Cela étant, les protagonistes quasiment exclusivement afro-américains et majoritairement masculins du début de la techno à Détroit se gardent bien d’insister sur la soi-disant origine de leur musique et sur leur couleur de peau et ce, pour de bonnes raisons. En définitive, tout comme le pionnier du hip-hop new-yorkais le DJ Afrika Bambaataa, ils ont beaucoup appris du groupe de Düsseldorf Kraftwerk. Il oppose alors la dépersonnalisation au concept de culte de la personne et de la star. Sans l’album de Kraftwerk Trans Europa Express, le titre Planet Rock de Afrika Bambaataa ou le groupe The Soulsonic Force n’auraient jamais vu le jour. Sans le titre Die Roboter, le duo de l’électro Cybotron, composé de Juan Atkins et Richard Davis aka 3070, n’aurait peut-être jamais été fondé.

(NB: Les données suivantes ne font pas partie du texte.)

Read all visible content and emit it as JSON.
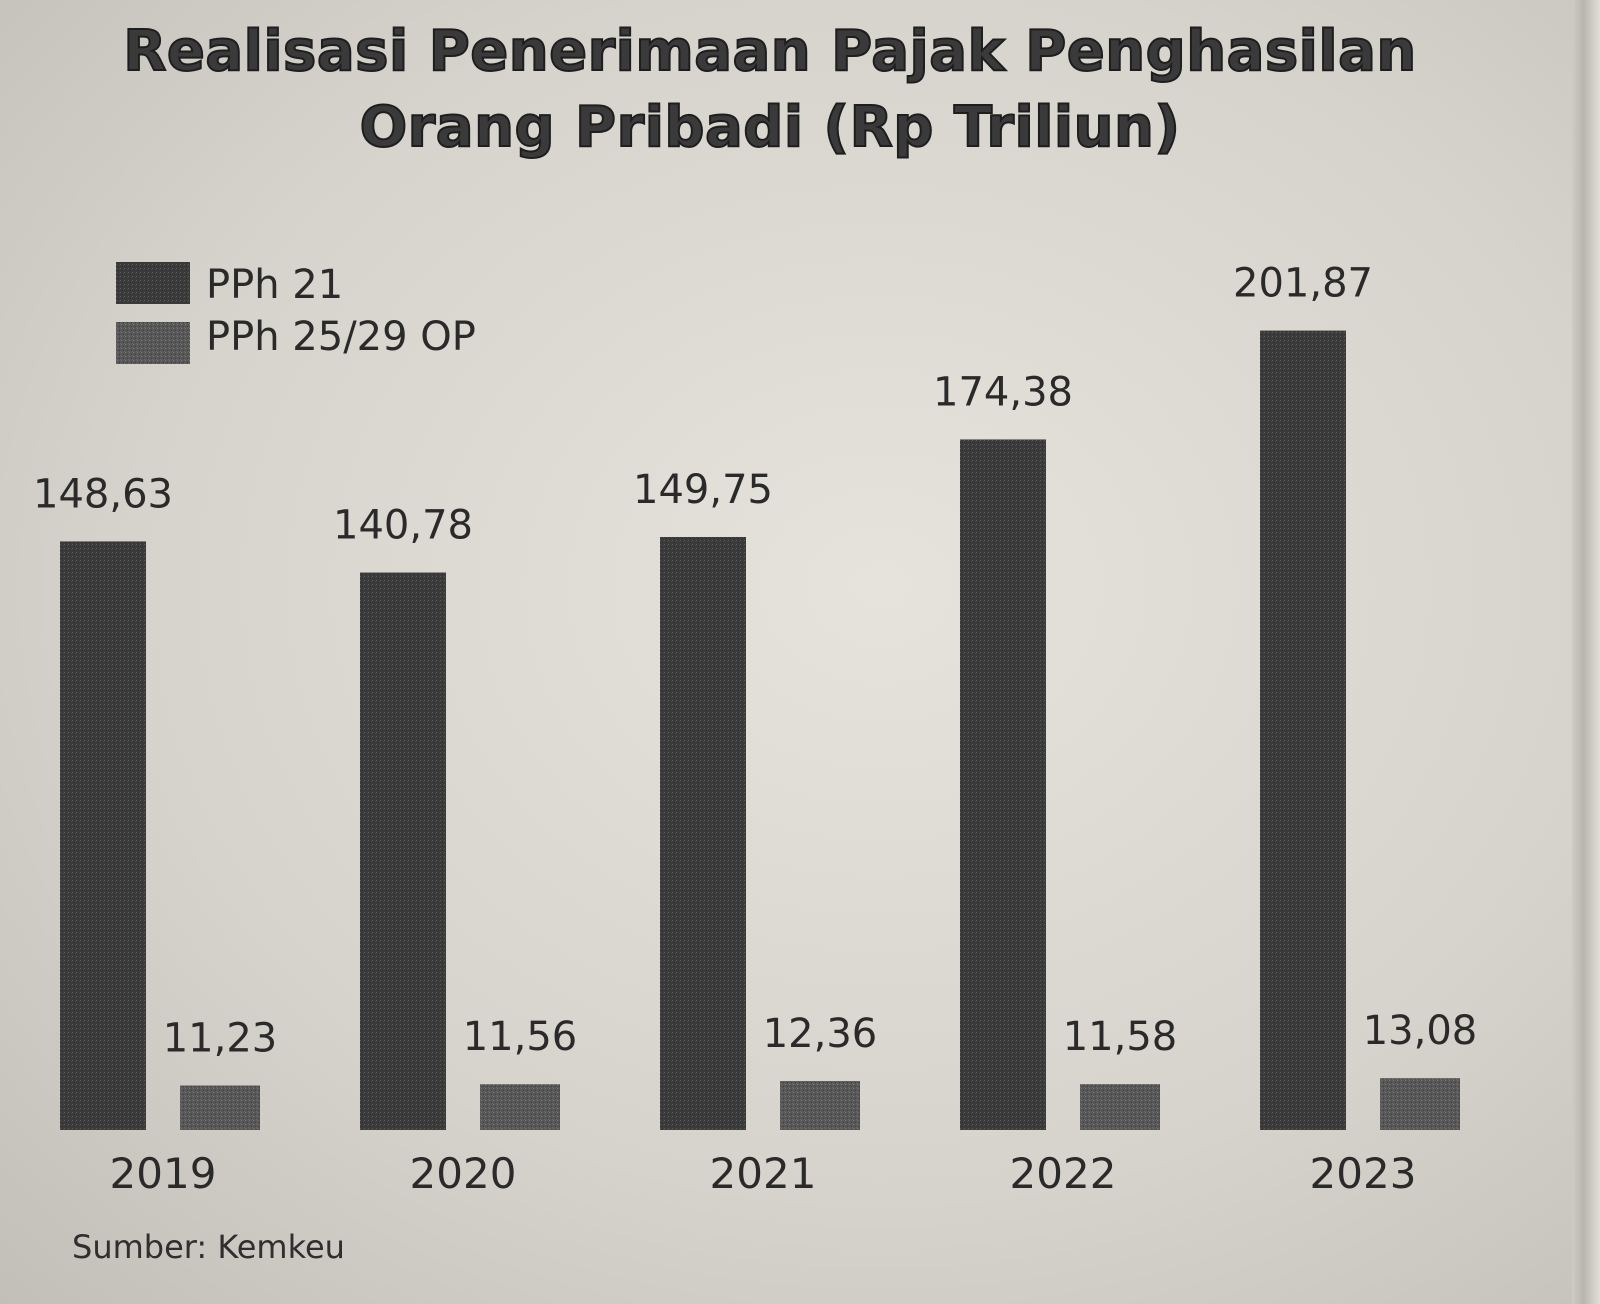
{
  "chart_data": {
    "type": "bar",
    "title_line1": "Realisasi Penerimaan Pajak Penghasilan",
    "title_line2": "Orang Pribadi (Rp Triliun)",
    "categories": [
      "2019",
      "2020",
      "2021",
      "2022",
      "2023"
    ],
    "series": [
      {
        "name": "PPh 21",
        "values": [
          148.63,
          140.78,
          149.75,
          174.38,
          201.87
        ],
        "labels": [
          "148,63",
          "140,78",
          "149,75",
          "174,38",
          "201,87"
        ],
        "color": "#3b3b3b"
      },
      {
        "name": "PPh 25/29 OP",
        "values": [
          11.23,
          11.56,
          12.36,
          11.58,
          13.08
        ],
        "labels": [
          "11,23",
          "11,56",
          "12,36",
          "11,58",
          "13,08"
        ],
        "color": "#555555"
      }
    ],
    "legend_position": "top-left",
    "grid": false,
    "axes_visible": false,
    "source": "Sumber: Kemkeu"
  }
}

On cite, on copie, on adapte

Mais Kraftwerk ne manque également aucune occasion de souligner l’influence d’artistes afro-américains comme George Clinto ou James Brown dans leur musique. Et sans Fun Fun Fun des Beach Boys, pas de Fahr’n Fahr’n Fahr’n auf der Autobahn.
Comme toute forme artistique, la musique pop n’a pas seulement une origine, une source. Comme toute forme artistique, la musique pop est un processus continu d’influences variées : on cite, on copie, on adapte, on transforme, on mélange, on emprunte, on vole. Avec les technologies du copier-coller, de l’échange de fichiers et du re-mixe ainsi que de la numérisation, la tentative de déterminer un lieu de naissance pour un style de musique et de l’ancrer littéralement dans un lieu est absurde. Il en va donc de même lorsque l’on suppose que la techno est « née » à Francfort ou à Berlin, telle une tentative de revenir en arrière et de faire valoir des droits d’auteurs sur un mélange fluide et dynamique de musique, culture et société.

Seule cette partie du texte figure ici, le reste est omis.